On concerns of a global economic slowdown, crude oil began the month lower and reversed course mid-month as Iran captured 15 British sailors. Crude never looked back as investors views’ of the worldwide economic order continued to improve. Sustained and surprising strength in U.S. gasoline demand, coupled with lingering refining bottlenecks drove gasoline prices firmer and forced both crude oil and refining margins higher during the month. Heavy oil prices in Canada are following their seasonal patterns, and are moving higher both with crude and lower heavy oil differentials. Natural gas prices appear to have stabilized. With the January and February cold snaps, inventories have now been re set to more normal levels and investors are now focused on summer demand, supply activities as well as the looming hurricane season. Many analysts have already bumped up their expectations for this year’s natural gas price realizations. Needless to say, confidence is returning to the group. Time horizons are lengthening as a result and investors are more willing to focus on, and evaluate, the smaller cap growth-oriented players. The energy alternatives, the uraniums in particular, powered ahead in Q1, as the uranium commodity continues to establish new highs. Of concern, however, is the relative insignificant volume associated with the new highs! We continue to trim our positions on strength and are becoming increasingly selective.

The Oilsands is a segment that we have been accumulating over the last 4-5 months. The group, under pressure from a declining crude price since July ($78 to sub $50/lb), was also suffering from the perceived (and real) cost inflation in the Oilsands world. Inflation concerns are also not limited to the Oilsands. The synchronized capital spending cycle world wide in energy, metals, housing, transportation, etc… have strained the supply side’s abilities to deliver on time and on budget. The changing fiscal, royalty and ownership structures with respect to international investments (in Latin America, Russia, Africa) have also had the effect of dramatically increasing the costs and/or decreasing the opportunities abroad. As a result, investors and energy companies will likely continue to converge towards the Canadian Oilsands, as they represent both size reserves and importantly, a stable region where technological advancements promise the potential of future efficiencies.

In the Base Metals complex, nickel forged ahead while copper continued its recovery process. Copper ended the month at $3.14/lb, up 14% from last month’s close.

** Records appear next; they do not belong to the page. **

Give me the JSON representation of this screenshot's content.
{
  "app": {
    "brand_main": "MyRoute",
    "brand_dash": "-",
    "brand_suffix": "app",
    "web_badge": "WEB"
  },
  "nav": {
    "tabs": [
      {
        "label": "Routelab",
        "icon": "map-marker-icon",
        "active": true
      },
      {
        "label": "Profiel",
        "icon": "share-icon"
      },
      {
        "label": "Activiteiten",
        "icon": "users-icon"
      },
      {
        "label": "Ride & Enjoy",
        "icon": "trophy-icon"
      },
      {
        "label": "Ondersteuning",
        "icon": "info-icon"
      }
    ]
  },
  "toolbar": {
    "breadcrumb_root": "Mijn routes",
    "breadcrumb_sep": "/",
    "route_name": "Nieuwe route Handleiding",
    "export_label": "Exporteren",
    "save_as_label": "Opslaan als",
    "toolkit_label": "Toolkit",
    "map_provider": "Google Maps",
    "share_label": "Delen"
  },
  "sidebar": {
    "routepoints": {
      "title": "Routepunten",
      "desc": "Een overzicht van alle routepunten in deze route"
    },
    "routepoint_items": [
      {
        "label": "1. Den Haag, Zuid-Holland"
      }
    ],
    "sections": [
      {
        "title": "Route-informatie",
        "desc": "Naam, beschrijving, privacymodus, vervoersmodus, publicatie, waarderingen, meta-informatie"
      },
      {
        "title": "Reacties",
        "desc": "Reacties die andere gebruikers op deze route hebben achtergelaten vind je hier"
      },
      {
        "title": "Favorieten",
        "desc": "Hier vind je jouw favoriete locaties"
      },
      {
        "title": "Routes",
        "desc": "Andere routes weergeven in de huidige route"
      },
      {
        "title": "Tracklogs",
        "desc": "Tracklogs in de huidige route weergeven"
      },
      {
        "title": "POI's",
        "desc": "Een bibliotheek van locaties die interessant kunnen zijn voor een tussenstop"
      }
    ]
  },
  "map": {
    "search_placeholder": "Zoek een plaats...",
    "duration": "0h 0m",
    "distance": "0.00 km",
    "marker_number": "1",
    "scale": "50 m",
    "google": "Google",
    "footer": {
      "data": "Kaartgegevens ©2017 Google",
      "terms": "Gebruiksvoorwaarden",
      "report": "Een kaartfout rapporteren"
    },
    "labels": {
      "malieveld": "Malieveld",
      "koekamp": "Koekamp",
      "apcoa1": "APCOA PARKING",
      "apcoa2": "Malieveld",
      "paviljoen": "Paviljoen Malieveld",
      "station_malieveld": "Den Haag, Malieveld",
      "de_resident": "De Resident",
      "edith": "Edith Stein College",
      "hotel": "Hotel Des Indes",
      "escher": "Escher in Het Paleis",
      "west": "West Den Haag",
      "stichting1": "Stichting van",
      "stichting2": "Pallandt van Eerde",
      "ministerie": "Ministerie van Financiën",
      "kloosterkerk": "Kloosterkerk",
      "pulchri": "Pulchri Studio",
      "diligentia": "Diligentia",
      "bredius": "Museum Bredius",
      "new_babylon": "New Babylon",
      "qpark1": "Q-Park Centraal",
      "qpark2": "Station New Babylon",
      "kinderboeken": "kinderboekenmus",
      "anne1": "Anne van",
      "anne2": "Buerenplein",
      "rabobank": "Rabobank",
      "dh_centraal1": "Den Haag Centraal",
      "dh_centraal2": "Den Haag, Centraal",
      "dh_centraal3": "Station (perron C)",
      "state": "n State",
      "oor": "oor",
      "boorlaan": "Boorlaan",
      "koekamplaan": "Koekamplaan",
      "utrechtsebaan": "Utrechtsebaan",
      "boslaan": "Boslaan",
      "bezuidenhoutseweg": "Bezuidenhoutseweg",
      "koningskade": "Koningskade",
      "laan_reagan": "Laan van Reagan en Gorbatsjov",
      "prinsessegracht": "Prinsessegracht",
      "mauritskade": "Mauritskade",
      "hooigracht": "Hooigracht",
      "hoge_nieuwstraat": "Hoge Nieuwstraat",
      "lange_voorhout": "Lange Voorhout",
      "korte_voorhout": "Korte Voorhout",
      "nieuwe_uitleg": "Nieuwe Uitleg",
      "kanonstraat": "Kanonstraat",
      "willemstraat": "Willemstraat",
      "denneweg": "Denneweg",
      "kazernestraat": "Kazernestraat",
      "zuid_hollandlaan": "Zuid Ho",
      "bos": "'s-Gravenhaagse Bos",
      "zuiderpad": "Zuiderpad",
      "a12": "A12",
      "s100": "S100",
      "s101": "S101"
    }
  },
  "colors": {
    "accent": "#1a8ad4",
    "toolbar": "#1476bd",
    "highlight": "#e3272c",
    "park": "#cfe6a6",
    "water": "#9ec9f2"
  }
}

In the nickel arena, the M&A activities helped drive valuations. Xtrata offered to acquire Lionore Minerals, while Lundin Mining announced an offer to acquire Rio Narcea. With the prospec tivity of sustained high commodity prices, combined with healthy balance sheets and cash flow streams, the major mining companies are electing to acquire growth, as opposed to building it. Launching a new, greenfield mining devel opment, in an uncertain political jurisdiction, in an inflationary capital spending cycle worldwide, is proving unattractive, relative to the valuations of existing public companies. We expect more as the year unfolds!

Our Funds have been using the market strength in the uranium and nickel spaces, to lighten up on some of its names. Proceeds have been used to acquire copper, moly and precious metals producers. The U.S. dollar continues to trend lower, on a weighted basis as investors refocus their attention on the relative economic weakness. Evidence of Foreign Central banks diversifying their reserves away from the Greenback (some in gold) should offer a lending hand to commodity prices. Our natural gas focus over the last 6 months paid us dividends in Q1 as investors’ attention turned to the group’s opportunities. Notwithstanding the volatile energy commodity world ahead this year, we believe this group should perform, as the energy patch becomes less competitive over the next few years. Service costs, land prices and professional staff, are once again available at reasonable costs. More importantly, expectations are down a few notches! We continue to avoid the many sectors related to the U.S. consumer. The western-based manufacturers continue to face challenging competitive environments. We remain focused on the strength originating outside the U.S. “centric” world.